Chapter 5 Factor Models
5.1 Introduction
Analysis of structural VARs may lead to results that contradict theory and intuition on how the economy works. One such example is the ‘price puzzle’, i.e. tightening monetary policy appears to induce inflation whereas in reality the central bank reacts to rising inflation with a tighter monetary policy. () suggested that central bankers look at many other variables when deciding on their monetary policy stance. Yet, adding more variables does have its problems:
- Number of parameters to estimate increases fast with the number of variables.
- Many variables convey similar information (examples). Thus, to avoid collinearity problems, we have to pick a subset of available variables but we don’t know which ones we have to pick.
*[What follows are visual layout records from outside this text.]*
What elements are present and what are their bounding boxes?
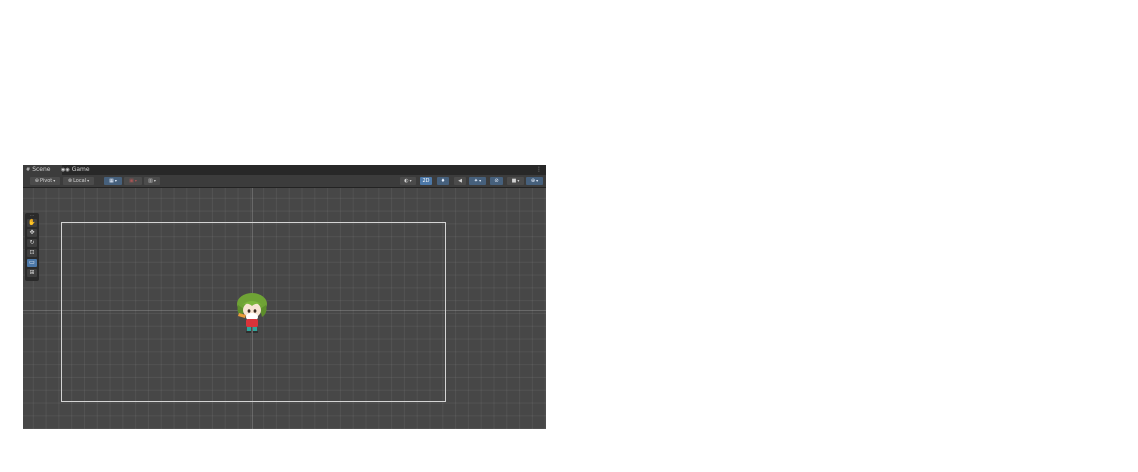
tab-game[interactable]: ◉◉ Game	[58, 165, 94, 175]
hash-icon: #	[26, 167, 31, 173]
tab-bar: # Scene ◉◉ Game ⋮	[23, 165, 546, 175]
hand-tool-icon[interactable]: ✋	[27, 219, 37, 227]
lighting-toggle[interactable]: ♦	[437, 177, 449, 185]
audio-toggle[interactable]: ◀	[454, 177, 466, 185]
snap-increment-icon: ▣	[129, 178, 134, 184]
move-tool-icon[interactable]: ✥	[27, 229, 37, 237]
2d-mode-label: 2D	[422, 178, 430, 184]
camera-icon: ■	[511, 178, 517, 184]
chevron-down-icon: ▾	[409, 178, 412, 183]
effects-icon: ✦	[473, 178, 479, 184]
scene-canvas[interactable]: ··· ✋ ✥ ↻ ⊡ ▭ ⊞	[23, 188, 546, 429]
shading-sphere-icon: ◐	[404, 178, 409, 184]
chevron-down-icon: ▾	[114, 178, 117, 183]
scene-camera-dropdown[interactable]: ■ ▾	[507, 177, 524, 185]
hidden-objects-toggle[interactable]: ⊘	[490, 177, 503, 185]
increment-snap-button[interactable]: ▣ ▾	[124, 177, 142, 185]
scene-view-window: # Scene ◉◉ Game ⋮ ⊕ Pivot ▾ ⊗ Local ▾ ▦ …	[23, 165, 546, 429]
chevron-down-icon: ▾	[53, 178, 56, 183]
chevron-down-icon: ▾	[536, 178, 539, 183]
local-icon: ⊗	[67, 178, 73, 184]
pivot-icon: ⊕	[34, 178, 39, 184]
eye-slash-icon: ⊘	[494, 178, 499, 184]
pivot-toggle-button[interactable]: ⊕ Pivot ▾	[30, 177, 60, 185]
grid-settings-button[interactable]: ▥ ▾	[144, 177, 160, 185]
pivot-label: Pivot	[39, 178, 53, 184]
effects-dropdown[interactable]: ✦ ▾	[469, 177, 486, 185]
chevron-down-icon: ▾	[517, 178, 520, 183]
local-label: Local	[73, 178, 87, 184]
tools-overlay-panel: ··· ✋ ✥ ↻ ⊡ ▭ ⊞	[25, 213, 39, 281]
transform-tool-icon[interactable]: ⊞	[27, 269, 37, 277]
chevron-down-icon: ▾	[479, 178, 482, 183]
globe-icon: ⊕	[530, 178, 536, 184]
chibi-character-sprite[interactable]	[234, 291, 270, 335]
grid-snap-button[interactable]: ▦ ▾	[104, 177, 122, 185]
chevron-down-icon: ▾	[134, 178, 137, 183]
2d-mode-toggle[interactable]: 2D	[420, 177, 432, 185]
gizmos-dropdown[interactable]: ⊕ ▾	[526, 177, 543, 185]
rect-tool-icon[interactable]: ▭	[27, 259, 37, 267]
draw-mode-button[interactable]: ◐ ▾	[400, 177, 416, 185]
panel-drag-handle[interactable]: ···	[27, 214, 37, 218]
chevron-down-icon: ▾	[87, 178, 90, 183]
scale-tool-icon[interactable]: ⊡	[27, 249, 37, 257]
scene-toolbar: ⊕ Pivot ▾ ⊗ Local ▾ ▦ ▾ ▣ ▾ ▥ ▾ ◐ ▾ 2D ♦…	[23, 175, 546, 188]
lightbulb-icon: ♦	[440, 178, 446, 184]
rotate-tool-icon[interactable]: ↻	[27, 239, 37, 247]
local-toggle-button[interactable]: ⊗ Local ▾	[63, 177, 94, 185]
tab-game-label: Game	[71, 166, 90, 173]
chevron-down-icon: ▾	[153, 178, 156, 183]
tab-scene-label: Scene	[32, 166, 51, 173]
grid-icon: ▥	[148, 178, 153, 184]
grid-snap-icon: ▦	[109, 178, 114, 184]
gamepad-icon: ◉◉	[61, 167, 70, 173]
more-options-icon[interactable]: ⋮	[536, 165, 542, 175]
speaker-icon: ◀	[458, 178, 462, 184]
tab-scene[interactable]: # Scene	[23, 165, 62, 175]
- How do we interpret the results?
One popular method is to reduce the dimension of the problem, i.e. we approximate a large number of variables with a smaller set of latent variables or factors and hence we have to estimate a smaller number of parameters. A downside of this approach is that interpretation of factors is difficult.
We discuss two ways of estimating dynamic factor models. The 2-step approach and the state-space approach. In the 2-step approach we start with the estimation of the factor structure using a principal-components approach and in the second step we estimate the dynamic model. The state-space approach treats the factors as latent variables and is estimated using a Kalman-Filter.
Our discussion starts with estimating principal components. Not only is it the first step in our 2-step approach but we can also discuss issues such as non-uniqueness of principal components and the solution to these problems.
5.2 Principal Components
5.2.1 The Setup
Let \(Y\) be a \(n\times p\)-data matrix with entries \(Y_i=(y_1,...,y_p)\) and \(i=1,...,n\). The goal is to minimize the following least-squares equation \[\begin{equation} ||Y-Yv^\intercal v||^2 \end{equation}\] such that \(v^\intercal v=1\). The \(v\) are called the standardized linear combinations. An equivalent formulation is to maximize \[\begin{equation} ||Yv^\intercal v||^2=v^\intercal S v \end{equation}\] such that \(v^\intercal v=1\) and \(S=Y^\intercal Y\).
But how do we find these standardized linear combinations \(v\)s? For illustration we focus on maximizing \(v^\intercal S v\) in the one-dimensional case. Given the maximization problem and the constraint we can write it as follows
\[\begin{equation} \frac{d}{dv}\left(v^\intercal S v-\lambda(1-v^\intercal v)\right)=0. \end{equation}\]
This results in the following first-order condition:
\[\begin{equation} Sv=\lambda v \end{equation}\] Hence the points at which \(v^\intercal S v\) is maximized are the unit eigenvectors of \(S\).
With a fixed number of principal components we can turn to the question how much variation of the original data \(Y\) is explained by the principal components.
An important question is how many principal components we do need.
5.2.2 Examples
We now turn our attention to two examples to explain the use of principal components. The first example is from finance and is about the question how do we approximate the yield curve.
First, we plot the yield curve
Until late 2008 the spread between short-term yields and long-term yields was relatively small. This spread widened in late 2008 and coincides with the Bankruptcy of Lehman brothers and the peak of the great financial crisis.
As it turns out, 99% of the variation in yield curves can be explained by 3 factor.